小型哺乳類
フェレット
Mustela putorius furo
飼育難易度
上級
寿命
6~10年
成体の大きさ
0.7~2kg(雄のほうが大きい)
フェレットは遊び好きでいたずら好きな絶対的肉食動物で、尽きることのない好奇心と、トラブルを見つける才能の持ち主です。強い絆を結び、取っ組み合いや探検が大好きで、毎日数時間はケージの外で過ごす必要があります。肉を中心とした食事、ワクチン接種、そして加齢に伴う多くの病気への注意を要する、本物の責任を伴う動物です。
飼育環境とセットアップ
フェレットは、しっかりした床、スロープ、ハンモック、居心地の良い寝袋のある、広くて背の高い多層のケージで飼いますが、それに加えて毎日数時間の見守り付きの自由な行動も必要です。わずか数センチメートルの隙間もすり抜け、柔らかいゴムやスポンジをかじって飲み込むため(これは致命的な閉塞のよくある原因です)、どの部屋も徹底してフェレット用に安全対策してください。洗える寝具とトイレを使い、フェレットには生まれつき独特のじゃ香のような匂いがあるので、ケージを清潔に保ちます。直射日光を避けた涼しく換気の良い場所に置いてください。
食事と給餌
フェレットは厳格な絶対的肉食動物で、動物性のタンパク質と脂肪が多く、炭水化物や繊維がほとんどない食事を必要とします。
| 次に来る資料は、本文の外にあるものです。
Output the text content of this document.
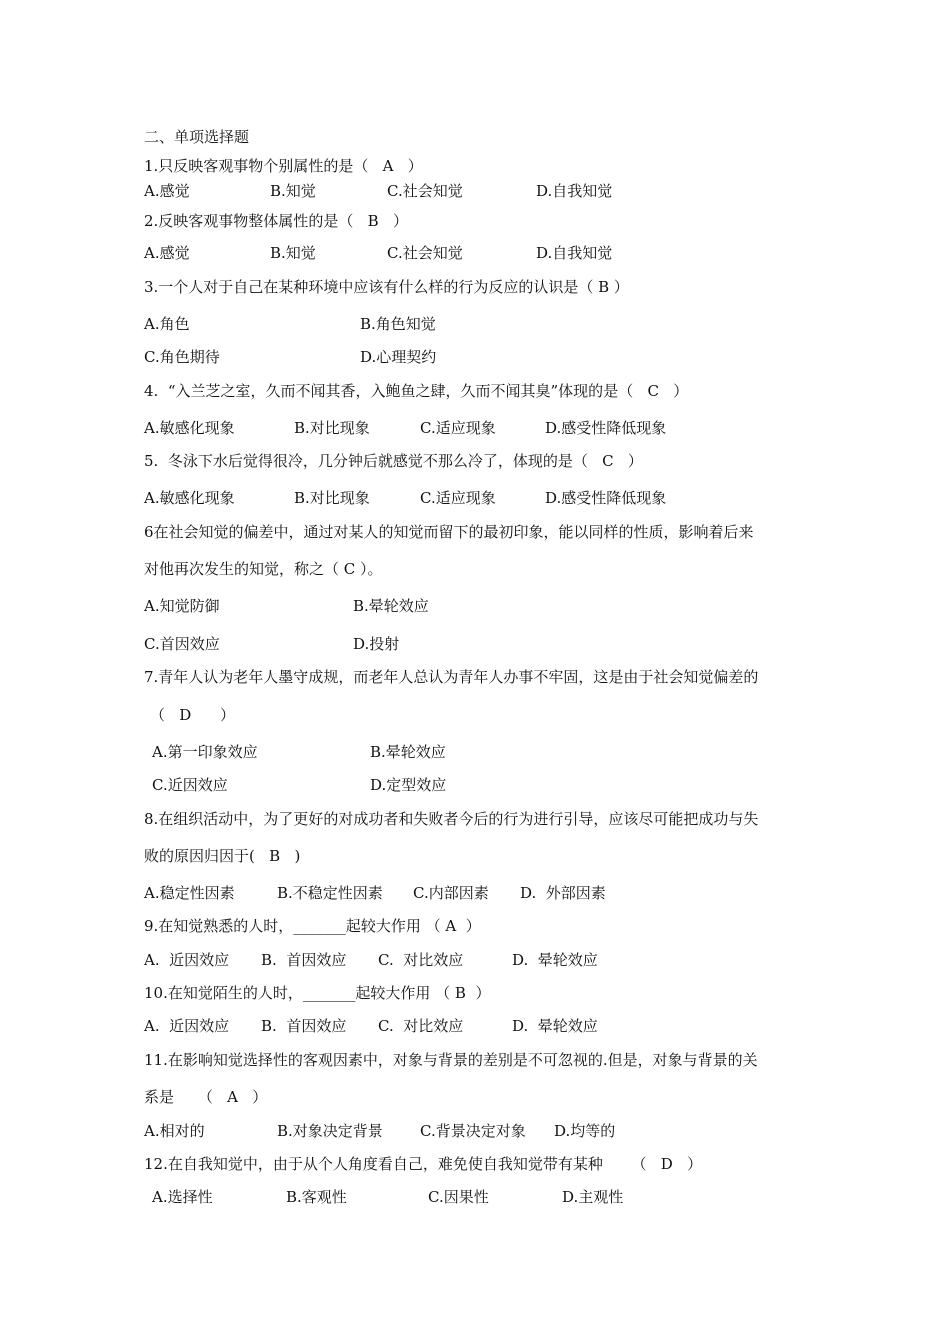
二、单项选择题
1.只反映客观事物个别属性的是（   A   ）
A.感觉	B.知觉	C.社会知觉	D.自我知觉
2.反映客观事物整体属性的是（   B   ）
A.感觉	B.知觉	C.社会知觉	D.自我知觉
3.一个人对于自己在某种环境中应该有什么样的行为反应的认识是（ B ）
A.角色	B.角色知觉
C.角色期待	D.心理契约
4.  “入兰芝之室，久而不闻其香，入鲍鱼之肆，久而不闻其臭”体现的是（   C   ）
A.敏感化现象	B.对比现象	C.适应现象	D.感受性降低现象
5.  冬泳下水后觉得很冷，几分钟后就感觉不那么冷了，体现的是（   C   ）
A.敏感化现象	B.对比现象	C.适应现象	D.感受性降低现象
6在社会知觉的偏差中，通过对某人的知觉而留下的最初印象，能以同样的性质，影响着后来
对他再次发生的知觉，称之（ C ）。
A.知觉防御	B.晕轮效应
C.首因效应	D.投射
7.青年人认为老年人墨守成规，而老年人总认为青年人办事不牢固，这是由于社会知觉偏差的
（   D      ）
A.第一印象效应	B.晕轮效应
C.近因效应	D.定型效应
8.在组织活动中，为了更好的对成功者和失败者今后的行为进行引导，应该尽可能把成功与失
败的原因归因于(   B   )
A.稳定性因素	B.不稳定性因素 C.内部因素 D.  外部因素
9.在知觉熟悉的人时，_______起较大作用 （ A  ）
A.  近因效应 B.  首因效应 C.  对比效应	D.  晕轮效应
10.在知觉陌生的人时，_______起较大作用 （ B  ）
A.  近因效应 B.  首因效应 C.  对比效应	D.  晕轮效应
11.在影响知觉选择性的客观因素中，对象与背景的差别是不可忽视的.但是，对象与背景的关
系是     （   A   ）
A.相对的	B.对象决定背景 C.背景决定对象 D.均等的
12.在自我知觉中，由于从个人角度看自己，难免使自我知觉带有某种      （   D   ）
A.选择性	B.客观性	C.因果性	D.主观性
良質な肉分の多いフェレット用フード、総合栄養の生食やホールプレイ(丸ごとの獲物)の食事、あるいは獣医師の助言に従ってその組み合わせを与えます。インスリノーマが多いため、食べ物は一度に大量に与えるのではなく、常に食べられるようにしておくべきです。新鮮な水は常に用意します。ドッグフード、糖分の多いおやつ、果物、野菜、穀物は避けてください。いずれも不適切で、病気と関連しています。
温度・光・環境
フェレットはおよそ15~24℃で飼育してください。暑さにとても弱く、特に湿度が高いとき、約30℃を超えると致命的な熱中症を起こすことがあります。暖かい時期には日陰、良好な換気、そしてエアコンや凍らせたペットボトルなどの冷却を用意してください。よく眠る動物で、1日18時間ほど眠ることもあり、静かで暗い休息時間と、通常の明暗のサイクルを必要とします。
相性とハンドリング
フェレットは非常に社会的で、たいていは相性の良い個体どうしのペアや小さな群れで最も幸せですが、人との十分なふれあいがあれば1匹でも元気に暮らせます。顔合わせは少しずつ行い、去勢・避妊は匂いとホルモンによる攻撃性を減らします。頑丈で人ともよく遊び、扱われることやゲームを楽しみ、興奮すると飛び跳ねてカチカチと鳴く「ウォーダンス」で気持ちを伝えます。
エンリッチメントと運動
フェレットは毎日数時間の活発な遊びと探索を必要とします。トンネル、米やボールプールの玉を詰めた掘るための箱、引っぱりっこのおもちゃ、そして見守り付きでの家の中の安全な探索を用意してください。かくれんぼ、追いかけっこ、宝物を隠すことが大好きです。おもちゃを入れ替え、新しい安全な場所を用意して、その強い好奇心とエネルギーを満たしてください。
よくある健康問題
副腎疾患
症状: 特にしっぽや背中の左右対称の脱毛、皮膚のかゆみ、避妊した雌の外陰部の腫れ、匂いが強くなる
予防: 完全には防げませんが、早めの獣医師による診断と治療(インプラントまたは手術)でよく管理できます
インスリノーマ
症状: 脱力、うつろに見つめる、よだれ、口を前足でかく、ふらつき、低血糖によるぐったりや発作
予防: 肉分が多く低糖の食事を与え、食べ物を常に食べられるようにし、発作が起きたら速やかに獣医師の診察を受けること
犬ジステンパー
症状: 発熱、目や鼻からのかさぶた状の分泌物、足裏の肥厚、食欲不振。ほぼ必ず致命的です
予防: ワクチン接種が唯一の予防法で不可欠です。獣医師のスケジュールに従ってください
消化管内異物
症状: 嘔吐、食欲がない、糞が出ないまたは少ない、元気消失、お腹の痛み、よだれ
予防: 徹底したフェレット用の安全対策、かじれるゴムやスポンジを取り除くこと、そして閉塞が疑われる場合は速やかに手術を受けること
こんなときはすぐに動物病院へ
- !脱力、うつろに見つめる、発作、またはぐったりする(低血糖の可能性)
- !食欲がない、嘔吐、または糞が出ない
- !パンティング(口を開けて速い呼吸)、ぐったり、ぐたっとするなどの熱中症の兆候
- !苦しそうな呼吸
- !いきむ、苦しがる、または硬くて痛みのあるお腹
マカオでは
フェレットは暑さに非常に弱いため、マカオの高温多湿の夏には一年を通してエアコンが欠かせず、屋外での飼育は安全ではありません。マカオでは、フェレットをペットとして飼うことは合法です。飼い始める前に、ジステンパーワクチンを常備し、副腎疾患やインスリノーマにも対応できるエキゾチックアニマル専門の獣医を確保しておきましょう。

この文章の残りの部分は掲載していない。